Lundi 29 septembre 2014. Il y a 20 ans, le 28 septembre 1994, sombrait à 1h50 du matin au fond de la mer Baltique l’Estonia, un navire assurant la liaison régulière entre Talinn, capitale de l’Estonie, et Stockholm en Suède. Une tragédie qui entraîna la mort de 852 des 989 passagers du ferry.

Si de nombreux Estoniens perdirent la vie au cours de cette nuit-là (347), la Suède paya le plus lourd tribut avec 501 personnes décédées. Le pays, peu habitué à ce genre d’accident et dont les citoyens sont protégés par de nombreuses normes de sécurité, fut traumatisé par cette catastrophe dont les circonstances suscitent encore aujourd’hui des critiques.

Le navire avait quitté Tallinn le 27 septembre, aux alentours de 19h00. Le temps était pluvieux mais avec une bonne visibilité, un vent du sud soufflait à huit mètres par seconde et il était prévu une dégradation des conditions météorologiques avec des vents devenant violents.

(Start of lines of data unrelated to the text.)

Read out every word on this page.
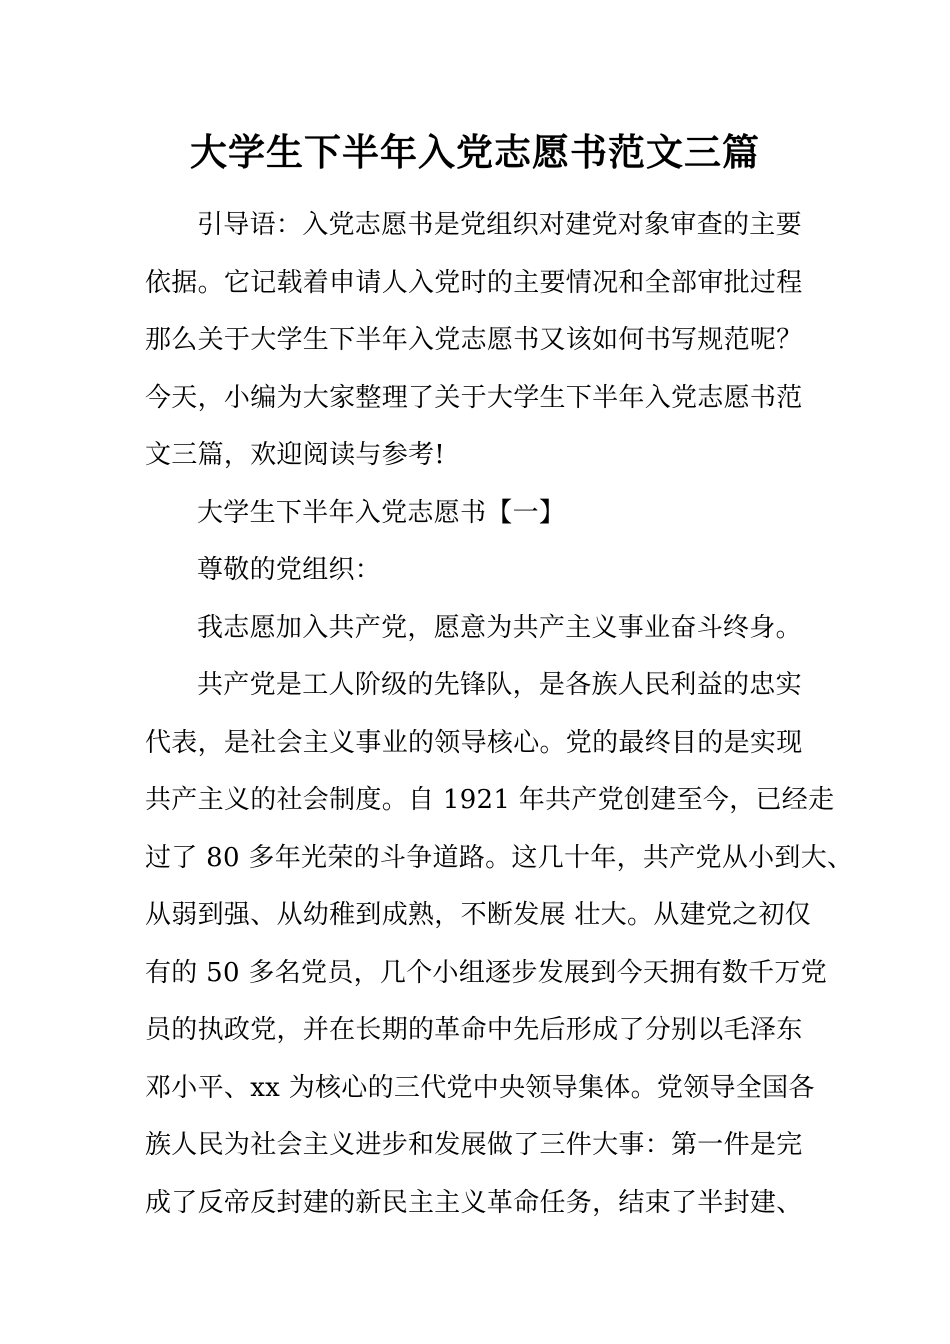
大学生下半年入党志愿书范文三篇
引导语：入党志愿书是党组织对建党对象审查的主要
依据。它记载着申请人入党时的主要情况和全部审批过程
那么关于大学生下半年入党志愿书又该如何书写规范呢？
今天，小编为大家整理了关于大学生下半年入党志愿书范
文三篇，欢迎阅读与参考!
大学生下半年入党志愿书【一】
尊敬的党组织：
我志愿加入共产党，愿意为共产主义事业奋斗终身。
共产党是工人阶级的先锋队，是各族人民利益的忠实
代表，是社会主义事业的领导核心。党的最终目的是实现
共产主义的社会制度。自 1921 年共产党创建至今，已经走
过了 80 多年光荣的斗争道路。这几十年，共产党从小到大、
从弱到强、从幼稚到成熟，不断发展 壮大。从建党之初仅
有的 50 多名党员，几个小组逐步发展到今天拥有数千万党
员的执政党，并在长期的革命中先后形成了分别以毛泽东
邓小平、xx 为核心的三代党中央领导集体。党领导全国各
族人民为社会主义进步和发展做了三件大事：第一件是完
成了反帝反封建的新民主主义革命任务，结束了半封建、
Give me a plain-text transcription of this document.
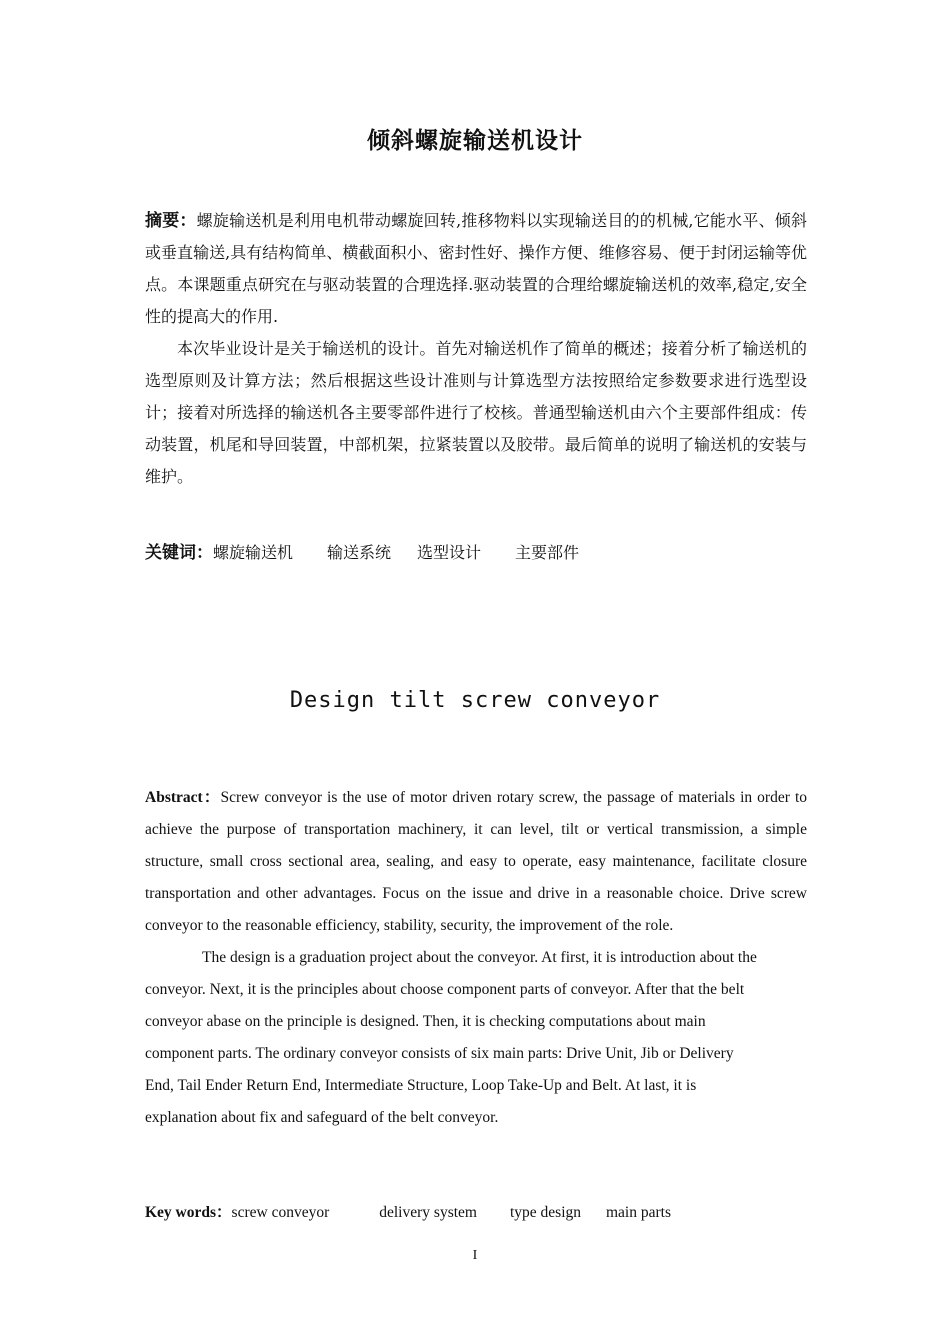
倾斜螺旋输送机设计

摘要：螺旋输送机是利用电机带动螺旋回转,推移物料以实现输送目的的机械,它能水平、倾斜或垂直输送,具有结构简单、横截面积小、密封性好、操作方便、维修容易、便于封闭运输等优点。本课题重点研究在与驱动装置的合理选择.驱动装置的合理给螺旋输送机的效率,稳定,安全性的提高大的作用.

本次毕业设计是关于输送机的设计。首先对输送机作了简单的概述；接着分析了输送机的选型原则及计算方法；然后根据这些设计准则与计算选型方法按照给定参数要求进行选型设计；接着对所选择的输送机各主要零部件进行了校核。普通型输送机由六个主要部件组成：传动装置，机尾和导回装置，中部机架，拉紧装置以及胶带。最后简单的说明了输送机的安装与维护。

关键词：螺旋输送机 输送系统 选型设计 主要部件
Design tilt screw conveyor

Abstract：Screw conveyor is the use of motor driven rotary screw, the passage of materials in order to achieve the purpose of transportation machinery, it can level, tilt or vertical transmission, a simple structure, small cross sectional area, sealing, and easy to operate, easy maintenance, facilitate closure transportation and other advantages. Focus on the issue and drive in a reasonable choice. Drive screw conveyor to the reasonable efficiency, stability, security, the improvement of the role.

The design is a graduation project about the conveyor. At first, it is introduction about the
conveyor. Next, it is the principles about choose component parts of conveyor. After that the belt
conveyor abase on the principle is designed. Then, it is checking computations about main
component parts. The ordinary conveyor consists of six main parts: Drive Unit, Jib or Delivery
End, Tail Ender Return End, Intermediate Structure, Loop Take-Up and Belt. At last, it is
explanation about fix and safeguard of the belt conveyor.
Key words：screw conveyor	delivery system type design main parts
I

Cinq heures après avoir quitté le port de Tallinn, l’Estonia affrontait aux alentours de minuit une mer agitée, avec des vagues de quatre mètres et des rafales de vent atteignant 20 m/s. Sous l’effet de la force des vagues et d’une faiblesse de conception de l’avant mobile du bateau (qui pouvait de soulever pour débarquer les véhicules), de l’eau s’engouffra à l’intérieur du ferry, provoquant une importante gîte. En moins d’une heure, le ferry coula.

Ce ne fut ensuite que confusions dans les heures et les jours qui suivirent. Confusions dans l’organisation des secours avec peu du matériel mal équipé – la taille des treuils des hélicoptères était inadaptée, les équipages de secours mal dimensionnés -, confusions dans la communication – des informations erronées sont diffusées avec des erreurs sur le nombre de rescapés, de disparus…-, confusions dans les raisons données par les autorités – le Premier ministre suédois, Carl Bildt aujourd’hui ministre des Affaires étrangères, explique seulement après le drame qu’il s’agit d’un accident, confusions dans les engagements du gouvernement suédois qui promet tout faire pour retrouver les corps et qui quelques mois plus tard, en décembre, décide de ne faire de l’épave de l’Estonia une sépulture inviolable pour les 757 personnes disparues. Il propose même de recouvrir le site d’une chape de béton pour éviter toute pénétration du lieu.

Autant de cafouillages et de revirements qui vont très rapidement alimenter les rumeurs : attentat terroriste, collusion avec un sous-marin soviétique, tentative de faire disparaître du matériel militaire embarqué à bord.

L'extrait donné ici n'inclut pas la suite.